Full Title: Revisiting FACE – ontological, epistemological and methodological ‘faces’ of a socio-pragmatic concept 

Date: 28-Jun-2021 - 02-Jul-2021
Location: Winterthur, Switzerland 
Contact Person: Gudrun HELD Johanna WARM
Meeting Email: gudrun.bachleitner-held at sbg.ac.at

Linguistic Field(s): Anthropological Linguistics; Applied Linguistics; Discourse Analysis; Pragmatics; Sociolinguistics 

Call Deadline: 18-Oct-2020 

Meeting Description:

As a figurative and hardly graspable concept of self-awareness that comes into
play in social encounters, face is at the base of a variety of theoretical
frameworks that have been developing over more than 40 years, giving rise to a
wide and still ongoing debate on both its validity as a scholarly concept and
its utility as an explanatory tool.
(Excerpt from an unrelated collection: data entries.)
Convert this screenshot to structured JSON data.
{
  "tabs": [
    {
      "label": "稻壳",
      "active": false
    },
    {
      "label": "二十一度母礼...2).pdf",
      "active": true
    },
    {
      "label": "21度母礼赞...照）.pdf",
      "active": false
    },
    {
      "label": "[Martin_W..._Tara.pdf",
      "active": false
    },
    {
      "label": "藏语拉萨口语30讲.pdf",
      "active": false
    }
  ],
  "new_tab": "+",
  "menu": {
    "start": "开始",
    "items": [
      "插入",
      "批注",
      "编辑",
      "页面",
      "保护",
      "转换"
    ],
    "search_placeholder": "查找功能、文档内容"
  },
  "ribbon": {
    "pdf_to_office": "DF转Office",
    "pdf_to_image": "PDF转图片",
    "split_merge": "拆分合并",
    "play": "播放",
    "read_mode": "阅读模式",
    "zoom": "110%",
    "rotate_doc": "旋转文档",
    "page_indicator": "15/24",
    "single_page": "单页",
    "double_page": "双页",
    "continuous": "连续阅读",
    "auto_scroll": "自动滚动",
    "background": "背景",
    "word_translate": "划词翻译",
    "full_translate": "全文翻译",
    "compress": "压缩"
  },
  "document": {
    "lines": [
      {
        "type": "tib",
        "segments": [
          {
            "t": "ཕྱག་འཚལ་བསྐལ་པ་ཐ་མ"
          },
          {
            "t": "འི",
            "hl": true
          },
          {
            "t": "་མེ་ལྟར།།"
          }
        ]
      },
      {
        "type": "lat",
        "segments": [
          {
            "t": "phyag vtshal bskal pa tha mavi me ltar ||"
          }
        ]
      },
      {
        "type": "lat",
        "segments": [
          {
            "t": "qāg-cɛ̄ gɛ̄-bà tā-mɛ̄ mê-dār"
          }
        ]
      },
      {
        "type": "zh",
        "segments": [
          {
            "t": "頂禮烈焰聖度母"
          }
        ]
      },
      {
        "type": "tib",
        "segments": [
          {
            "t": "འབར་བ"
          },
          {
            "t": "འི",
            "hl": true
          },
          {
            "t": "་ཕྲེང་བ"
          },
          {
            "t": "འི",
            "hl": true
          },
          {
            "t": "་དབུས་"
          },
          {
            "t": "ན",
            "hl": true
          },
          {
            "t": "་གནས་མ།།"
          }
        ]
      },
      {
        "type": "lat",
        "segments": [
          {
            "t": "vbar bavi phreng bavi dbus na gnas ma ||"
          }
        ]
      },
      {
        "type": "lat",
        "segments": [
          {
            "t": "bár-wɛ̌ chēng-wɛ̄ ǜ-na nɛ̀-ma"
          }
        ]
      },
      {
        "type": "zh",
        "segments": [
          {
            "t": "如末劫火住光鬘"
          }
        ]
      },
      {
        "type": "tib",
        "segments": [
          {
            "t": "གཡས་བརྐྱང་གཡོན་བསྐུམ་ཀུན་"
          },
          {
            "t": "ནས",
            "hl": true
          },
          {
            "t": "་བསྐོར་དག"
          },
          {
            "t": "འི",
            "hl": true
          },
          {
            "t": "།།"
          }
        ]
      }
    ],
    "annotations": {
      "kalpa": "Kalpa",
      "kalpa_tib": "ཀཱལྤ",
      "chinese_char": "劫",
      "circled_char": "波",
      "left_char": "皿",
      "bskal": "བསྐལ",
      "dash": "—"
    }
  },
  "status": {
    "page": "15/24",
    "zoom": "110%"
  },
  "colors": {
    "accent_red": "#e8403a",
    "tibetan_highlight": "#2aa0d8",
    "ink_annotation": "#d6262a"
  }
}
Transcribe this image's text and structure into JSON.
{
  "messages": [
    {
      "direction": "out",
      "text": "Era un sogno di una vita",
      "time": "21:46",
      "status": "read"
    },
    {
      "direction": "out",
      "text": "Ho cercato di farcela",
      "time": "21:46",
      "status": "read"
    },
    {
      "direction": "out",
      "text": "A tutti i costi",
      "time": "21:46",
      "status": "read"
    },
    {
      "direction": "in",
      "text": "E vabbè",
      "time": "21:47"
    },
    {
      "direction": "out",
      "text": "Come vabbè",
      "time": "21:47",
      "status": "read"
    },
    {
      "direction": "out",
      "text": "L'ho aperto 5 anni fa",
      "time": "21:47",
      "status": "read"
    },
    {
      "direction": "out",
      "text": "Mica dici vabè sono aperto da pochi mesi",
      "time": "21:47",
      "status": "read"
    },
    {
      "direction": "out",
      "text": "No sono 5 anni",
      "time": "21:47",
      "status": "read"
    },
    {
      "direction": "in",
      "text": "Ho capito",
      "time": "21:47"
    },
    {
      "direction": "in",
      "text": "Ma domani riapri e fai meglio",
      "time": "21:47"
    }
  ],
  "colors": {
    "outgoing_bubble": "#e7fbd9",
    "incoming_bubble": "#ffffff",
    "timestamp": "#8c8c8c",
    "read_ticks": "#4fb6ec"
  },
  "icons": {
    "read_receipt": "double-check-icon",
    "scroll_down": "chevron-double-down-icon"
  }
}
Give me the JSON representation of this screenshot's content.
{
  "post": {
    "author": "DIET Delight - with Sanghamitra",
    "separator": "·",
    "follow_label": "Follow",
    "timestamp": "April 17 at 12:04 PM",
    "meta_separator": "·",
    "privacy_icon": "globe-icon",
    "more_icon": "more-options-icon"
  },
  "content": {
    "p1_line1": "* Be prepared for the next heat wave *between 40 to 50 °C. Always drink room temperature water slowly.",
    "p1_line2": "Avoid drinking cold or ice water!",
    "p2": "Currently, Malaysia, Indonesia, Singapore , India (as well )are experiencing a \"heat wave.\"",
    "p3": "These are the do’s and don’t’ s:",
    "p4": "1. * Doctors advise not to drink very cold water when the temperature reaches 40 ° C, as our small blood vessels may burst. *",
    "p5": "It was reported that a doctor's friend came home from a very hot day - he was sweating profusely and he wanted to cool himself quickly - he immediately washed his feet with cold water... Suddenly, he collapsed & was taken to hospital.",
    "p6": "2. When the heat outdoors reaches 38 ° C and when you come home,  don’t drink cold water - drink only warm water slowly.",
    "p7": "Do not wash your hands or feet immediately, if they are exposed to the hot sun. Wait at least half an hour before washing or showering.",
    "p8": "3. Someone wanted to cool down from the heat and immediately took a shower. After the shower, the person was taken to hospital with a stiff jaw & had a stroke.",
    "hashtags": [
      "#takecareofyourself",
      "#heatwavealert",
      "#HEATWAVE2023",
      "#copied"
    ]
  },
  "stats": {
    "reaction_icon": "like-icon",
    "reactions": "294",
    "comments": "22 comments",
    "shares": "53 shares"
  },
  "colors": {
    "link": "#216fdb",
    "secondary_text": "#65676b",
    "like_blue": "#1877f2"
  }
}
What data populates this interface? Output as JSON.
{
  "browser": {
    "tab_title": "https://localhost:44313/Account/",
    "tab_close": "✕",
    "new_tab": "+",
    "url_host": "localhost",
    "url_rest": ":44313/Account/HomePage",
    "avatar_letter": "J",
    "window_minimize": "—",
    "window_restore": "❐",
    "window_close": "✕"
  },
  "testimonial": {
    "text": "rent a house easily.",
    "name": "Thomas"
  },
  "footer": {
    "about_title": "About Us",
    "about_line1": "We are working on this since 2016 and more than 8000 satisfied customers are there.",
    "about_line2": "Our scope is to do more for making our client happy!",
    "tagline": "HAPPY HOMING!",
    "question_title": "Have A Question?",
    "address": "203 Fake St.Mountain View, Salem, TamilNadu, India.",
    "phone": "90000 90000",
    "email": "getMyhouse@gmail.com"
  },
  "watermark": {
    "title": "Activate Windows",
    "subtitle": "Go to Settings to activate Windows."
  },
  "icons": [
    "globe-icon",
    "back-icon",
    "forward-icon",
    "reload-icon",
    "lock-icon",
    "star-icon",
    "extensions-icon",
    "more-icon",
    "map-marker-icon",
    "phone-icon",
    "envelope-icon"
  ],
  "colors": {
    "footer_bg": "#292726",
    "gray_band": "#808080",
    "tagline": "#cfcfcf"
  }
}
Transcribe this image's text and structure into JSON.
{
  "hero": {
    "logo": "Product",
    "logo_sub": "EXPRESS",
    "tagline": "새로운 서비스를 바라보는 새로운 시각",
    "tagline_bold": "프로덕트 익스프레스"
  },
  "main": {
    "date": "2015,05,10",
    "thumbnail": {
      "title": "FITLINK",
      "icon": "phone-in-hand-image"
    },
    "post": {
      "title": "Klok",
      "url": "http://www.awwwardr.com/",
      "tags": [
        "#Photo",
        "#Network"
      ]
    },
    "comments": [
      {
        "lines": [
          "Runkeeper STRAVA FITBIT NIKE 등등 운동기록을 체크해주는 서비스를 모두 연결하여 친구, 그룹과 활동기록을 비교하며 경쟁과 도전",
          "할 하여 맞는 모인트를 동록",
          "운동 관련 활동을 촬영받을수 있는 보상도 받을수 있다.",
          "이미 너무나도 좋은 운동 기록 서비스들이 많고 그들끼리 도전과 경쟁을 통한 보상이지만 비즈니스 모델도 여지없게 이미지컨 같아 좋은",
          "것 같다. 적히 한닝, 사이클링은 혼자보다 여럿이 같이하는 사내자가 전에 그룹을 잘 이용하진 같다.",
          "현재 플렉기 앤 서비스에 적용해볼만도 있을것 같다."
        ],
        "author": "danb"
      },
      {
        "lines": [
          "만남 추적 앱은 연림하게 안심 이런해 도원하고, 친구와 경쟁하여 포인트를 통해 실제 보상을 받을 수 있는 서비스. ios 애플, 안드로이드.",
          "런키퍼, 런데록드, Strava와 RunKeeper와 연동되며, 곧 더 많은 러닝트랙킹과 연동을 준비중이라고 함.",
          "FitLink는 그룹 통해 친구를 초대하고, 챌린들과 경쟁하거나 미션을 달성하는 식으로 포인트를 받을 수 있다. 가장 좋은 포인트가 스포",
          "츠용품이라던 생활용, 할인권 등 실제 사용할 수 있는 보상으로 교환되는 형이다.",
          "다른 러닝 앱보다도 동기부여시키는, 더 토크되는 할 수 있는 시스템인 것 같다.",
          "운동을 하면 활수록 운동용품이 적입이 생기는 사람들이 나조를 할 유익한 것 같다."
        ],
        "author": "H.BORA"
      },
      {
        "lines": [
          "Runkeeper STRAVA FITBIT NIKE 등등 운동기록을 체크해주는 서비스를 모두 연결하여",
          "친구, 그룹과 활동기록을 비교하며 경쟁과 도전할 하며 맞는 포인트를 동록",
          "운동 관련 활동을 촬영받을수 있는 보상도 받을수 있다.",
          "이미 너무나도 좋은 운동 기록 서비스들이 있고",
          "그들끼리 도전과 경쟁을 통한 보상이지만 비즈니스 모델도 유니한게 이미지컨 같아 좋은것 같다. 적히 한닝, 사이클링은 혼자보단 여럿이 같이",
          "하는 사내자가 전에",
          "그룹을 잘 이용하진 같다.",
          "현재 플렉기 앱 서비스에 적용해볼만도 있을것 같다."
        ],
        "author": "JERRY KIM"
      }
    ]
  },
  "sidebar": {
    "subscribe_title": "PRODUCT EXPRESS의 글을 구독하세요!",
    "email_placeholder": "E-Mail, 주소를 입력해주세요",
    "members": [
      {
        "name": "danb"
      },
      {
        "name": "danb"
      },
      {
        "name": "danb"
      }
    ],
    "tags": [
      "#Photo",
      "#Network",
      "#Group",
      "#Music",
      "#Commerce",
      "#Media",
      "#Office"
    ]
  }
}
The main issue of the different positions
is to create a plausible bridge from the abstract conceptualisation as an
inner value to its concrete appearance as an outer phenomenon. As the latter
was assumed to be mainly conveyed with language, face became a widely studied
subject in linguistics and its ramification in different socio-linguistic and
pragma-linguistic strands. 
Whilst Goffman puts the exteriorization of face into the vague concept of
facework, Brown & Levinson (1978/87) presumed its verbal performance in
politeness. According to their dualistic model, politeness is understood as
face-saving behaviour due to the satisfaction of face-wants by correlated
bipolar strategies, which are mainly realized as redressing the famous
face-threatening acts.
It was the predictable clarity of the norm-oriented model that was responsible
for linking face firmly to politeness, and thus constituting the widely
spanned area of research where both face and politeness are constantly treated
together until being critically measured against each other. Being at first
indispensable as the normative point of reference, face has then been put
under different skeptical scrutiny in the following waves of the politeness
paradigm. With the increase of cross-cultural investigations and the widening
of relation-oriented as well as genre- and frame-based positions face was more
and more disentangled from politeness until the two concepts were considered
as research-objects “of their own right” (cf. Haugh 2013).
Therefore, alternatives to the politeness angle have been created (cf.
O’Driscoll 2007, Bargiela/Haugh 2009). On the one hand, under
socio-psychological conditions, there was a recourse to Goffman’s general
conception of face and the concept of facework regained fundamental relevance
as “no facework without face” (Tracy 1990), and vice-versa. On the other hand,
with the turn to intercultural and interpersonal pragmatics the view was
enlarged from micro- to macro-contexts thus regarding procedures of
face-management according to culture-specific identity concerns and to
socially acquired face claims (e.g. Ting Toomey 1994, Hopkins 2015). Further
on, the interactional approach – developed in Arundale’s (2006, 2013) Face
Constituting Theory – defined face not only as relational but simultaneously
as interactional, viz. it is per se both constitutive for and constituted in
the ongoing interaction flow. The classical but static face-dualism has thus
been released into the more active distinction between associative and
dissociative (inter)actions constituting situations of approach and
withdrawal, of connectedness and separateness (cf. O’Driscoll 2017).
It is difficult to reassume the variety of opinions given on face in the
sociopragmatic research of the last 50 years. There is a growing number of
overviews looking at this situation under different viewpoints, but many
problems concerning face and facework have been left unresolved; new problems
are still emerging when widening the perspectives to complementary visions,
other disciplines and different linguacultures. This is why the panel invites
contributions that treat the following research areas:
The notion of face 
- in the (meta-)linguistic lens, 
- in the epistemic discourse; 
the empirical realization of face and facework
- in (inter)cultural view, 
- in historical pragmatics, 
- in media discourse, 
- in groups and individuals, etc.


Call for Papers: 

The panel encourages submissions from different current definitions of face,
facework and intersubjectivity, investigating data from any kind of languages
and linguacultures, providing qualitative analysis of different communicative
events, text genres and activity types.

We invite submissions for oral presentations(normally 20 minutes plus 10
minutes for discussion) dealing with any aspects related to the topic of the
panel. Abstracts should be submitted by October 18, 2020 to both, the IPRA
website https://ipra2021.exordo.com/ and to the following email:
gudrun.bachleitner-held at sbg.ac.at.